2.5.1. Transitive Closure.

The transitive closure of a $DAG$, $D:=(V,E)$ is a digraph defined as follows:

\[D^+:=(V,E'): (u,v) \in E' \iff u \rightsquigarrow_D v\]

This is what you get when you treat reachability as edges in a digraph, obtaining an extension of the impliance relation of the vertices of $D$ in the sense that in $D^+$ $u$ implies $v$ if there exists a chain of impliances from $u$ to $v$ in $D^+$.


2.5.2. Transitive Reduction.

The transitive reduction of a $DAG$, $D$ is a minimally reachable version of the graph $R$ on the same vertex set, in the sense that removing an edge breaks the reachability of the graph.

\[R:=(V,E'): E' \subset E \wedge \big[(u,v) \in E \setminus E' \iff \exists P_{uv} \subset D \setminus \Set{(u,v)} \big]\]

Let's observe that it is the opposite conception of the closure: while the closure saturates the implications on $D$, the reduction minimizes those same implications; both of them are variations of the number of connections in the graph maintaining the partial order relation $\preceq$ between the vertices.


3. Algorithmic Consequences.

Until this point, we've seen that a $DAG$ is a dependency structure with no circular dependencies (cycles). No cycles allow us to evaluate/optimize/count and schedule things by a single forward/backward pass without backtracking.

Let's expand this idea.
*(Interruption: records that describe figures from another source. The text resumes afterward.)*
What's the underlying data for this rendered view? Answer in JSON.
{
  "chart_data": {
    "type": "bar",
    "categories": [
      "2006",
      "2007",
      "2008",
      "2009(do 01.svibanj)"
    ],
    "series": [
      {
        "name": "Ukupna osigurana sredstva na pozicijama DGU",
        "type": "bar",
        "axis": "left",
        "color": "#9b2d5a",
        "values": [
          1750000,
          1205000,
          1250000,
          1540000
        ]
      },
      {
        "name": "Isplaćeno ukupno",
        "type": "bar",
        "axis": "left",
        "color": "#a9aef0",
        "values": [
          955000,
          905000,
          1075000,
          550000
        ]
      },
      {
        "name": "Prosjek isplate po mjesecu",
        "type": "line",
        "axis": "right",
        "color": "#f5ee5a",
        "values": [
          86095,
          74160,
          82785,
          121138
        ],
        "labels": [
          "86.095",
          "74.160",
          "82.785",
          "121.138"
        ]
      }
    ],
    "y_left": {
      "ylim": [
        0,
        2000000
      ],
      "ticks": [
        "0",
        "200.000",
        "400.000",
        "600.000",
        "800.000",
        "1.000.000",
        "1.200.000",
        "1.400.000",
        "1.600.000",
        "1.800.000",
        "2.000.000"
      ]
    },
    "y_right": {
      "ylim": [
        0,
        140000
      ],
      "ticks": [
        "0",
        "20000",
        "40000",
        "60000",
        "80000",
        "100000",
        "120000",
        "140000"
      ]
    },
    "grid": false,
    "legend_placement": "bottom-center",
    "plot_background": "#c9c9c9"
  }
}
In general, computation consists of taking an object and operating with it in order to extract some value or conclusion, but objects can be dependent on each other, in the sense that often an object is the result of the computation of another object (like getting a point in a field is the result of solving a system of equations since the point must verify some constraints). This dependency can be illustrated in a directed graph $u \to v$.

Then, acyclicity in a directed graph means that you don't get circular dependencies (circular dependencies require computing simultaneously two dependent objects, which translates into complex operations or iteration until convergence). $DAGs$ avoid that; acyclicity turns global problems into local propagation. Observe that in some way this is reflected in the existence of the partial order $\preceq$ and the topological order which basically guarantee the transformation of a $DAG$ into a chain of implications.